A gaggle of anxious elderly Brits hovered outside a Tenerife beach-side medical centre at 8am on its national holiday on Monday hoping to nab an appointment for a fit to fly antigen test to get home the following day.

The doctor opened the doors, announced he had 200 already booked that day, and everyone needed to make an appointment.

Appointments had to be made via the QR code on a notice stuck on the door. No walk-ins. It wasn’t his problem many of his potential clientele were clutching old Nokia models useless for his instructions.

The one nostril test took seconds. His appointment book of 200 was likely to swell to 400 that day, at 35 Euros a go. While the rest of the island relaxed in the winter sun for bank holiday Monday, he was looking at a 14,000 Euro bonanza for one day’s swabbing.

Multiply that for the rest of the week from Brits needing to fly home, and Boris Johnson was that doctor’s meal ticket.

He rubbed his hands in glee as the broken travel industry that had flown, fed and watered these holidaymakers reeled once more.

Increased winter sun bookings boded well for a better 2022 to fill the desperate pandemic black hole.

TUI, who we flew with, lost £4.7m a day in the year up to the end of September. Every day in a year, a loss of £4.7m. Wow. A total of £2.01bn.

And Omicron looks like more than a threat to any upturn. This time there’s no furlough for its staff.

Employment across the travel industry has halved since the start of the pandemic. On our flight, cabin crew chatted about what former colleagues were doing now they had no job.

Some were “jabbers”, finding opportunity in the crisis, or in retail or gone back to college to retrain, pessimistic about how long it will be for the industry to get on its feet again.

Would it ever be the same again, they asked?

People want to travel within rules, but not if those rules change on a sixpence.

People believe in testing and are happy to pay a reasonable sum to travel safely and come back healthy, but they want fairness when they do it. After all, we’re in this global problem together so we all need to work together.

That means reasonable capped testing prices, with evidence of clear, considered and safe planning, not last-minute or knee jerk reactions.
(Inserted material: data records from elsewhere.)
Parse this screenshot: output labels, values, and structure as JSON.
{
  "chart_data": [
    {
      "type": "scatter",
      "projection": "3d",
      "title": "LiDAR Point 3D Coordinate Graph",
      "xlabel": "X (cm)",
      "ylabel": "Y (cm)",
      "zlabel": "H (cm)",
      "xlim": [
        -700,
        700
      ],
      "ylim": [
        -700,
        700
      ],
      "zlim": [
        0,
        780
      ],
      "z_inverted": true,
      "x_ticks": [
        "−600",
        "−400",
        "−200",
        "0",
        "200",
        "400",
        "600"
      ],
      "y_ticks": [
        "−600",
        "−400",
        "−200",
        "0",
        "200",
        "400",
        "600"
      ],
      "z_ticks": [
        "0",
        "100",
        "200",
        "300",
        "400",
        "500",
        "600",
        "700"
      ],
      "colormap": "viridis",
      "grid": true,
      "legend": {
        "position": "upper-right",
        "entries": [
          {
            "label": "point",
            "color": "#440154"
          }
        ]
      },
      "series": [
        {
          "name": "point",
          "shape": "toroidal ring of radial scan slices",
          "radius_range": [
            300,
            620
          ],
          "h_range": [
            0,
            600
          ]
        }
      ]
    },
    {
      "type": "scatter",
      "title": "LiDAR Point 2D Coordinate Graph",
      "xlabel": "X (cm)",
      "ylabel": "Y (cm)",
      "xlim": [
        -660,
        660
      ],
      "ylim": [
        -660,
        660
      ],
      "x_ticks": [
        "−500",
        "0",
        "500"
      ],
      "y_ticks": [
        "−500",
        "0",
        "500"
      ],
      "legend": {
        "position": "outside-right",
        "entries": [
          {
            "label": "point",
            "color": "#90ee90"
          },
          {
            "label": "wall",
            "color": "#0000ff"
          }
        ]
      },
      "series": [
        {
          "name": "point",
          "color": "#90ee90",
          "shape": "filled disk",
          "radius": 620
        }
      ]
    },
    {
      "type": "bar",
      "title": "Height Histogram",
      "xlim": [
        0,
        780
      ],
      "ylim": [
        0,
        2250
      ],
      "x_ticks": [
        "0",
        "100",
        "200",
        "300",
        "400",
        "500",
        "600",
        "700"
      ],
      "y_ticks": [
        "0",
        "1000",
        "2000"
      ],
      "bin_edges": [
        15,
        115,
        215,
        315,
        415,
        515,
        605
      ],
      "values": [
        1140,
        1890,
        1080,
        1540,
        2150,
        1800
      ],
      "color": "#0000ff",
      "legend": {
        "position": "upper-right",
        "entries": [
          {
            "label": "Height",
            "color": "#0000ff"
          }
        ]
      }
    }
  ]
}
If the government demands private test, results of those tests should be returned as swiftly as NHS tests, so people don’t have to isolate for 48 hours waiting for the results of an expensive test, which take half the time on the NHS. And it should be a standard price.

Taking 48 hours to come back – that’s two days more off work – is unacceptable.

I can work from home, but if I had to be at work the day after landing, behind the wheel of a bus, or serving in a shop, or for an NHS shift, it impacts far more.

Then there’s the cost of quarantine hotels, highlighted by the actor Richard E Grant from his Holiday Inn, Gatwick room on the way back from visiting his 90-year-old mother in South Africa, swiftly switched to a red region.

He was paying £228 a day for three poor meals when a non-quarantine Holiday Inn costs £89 with breakfast.

Public heath always comes first but making money out of a pandemic is grubby and immoral.

If the announcement a couple of weeks ago of the reinstatement of a private PCR test – NHS tests are not accepted - within two days of landing in the UK, with the requirement to self-isolate until a negative result didn’t make people postpone their winter sun holidays, last Saturday’s rule change that, from 4am on Tuesday, everyone arriving in the UK needed a negative test within 48 hours of departing probably did.

When we arrived in Tenerife, the 200-plus Brits expected to arrive in our resort that day had dwindled to just 20. When we landed at Norwich Airport on Tuesday, the flight back to Tenerife would carry just 32 passengers.

Testing is vital to control what appears to be a raging new variant.

And, as devastating an economic blow to the travel industry here, how the pandemic is affecting those resorts that rely on European tourists is tangible.

Bars and shops are shut for good, empty in deathly quiet resorts. The few that are open, desperately touting for business with dirt cheap deals to struggle on.

Omicron is no doubt threatening our Christmas, but the real devastation will be to industries, employment and the national – and international – economic profile.

Now, the travel industry on its knees is begging the government to help them out warning operators will go out of business as Omicron takes hold and restrictions stiffen.

Travel turnover is just 22% of normal levels, according to ABTA travel association, and likely to plummet once again.

I feel fortunate we grasped the chance when we could, fully support testing, but wonder what travel industry will be left in 2023 with this level of losses.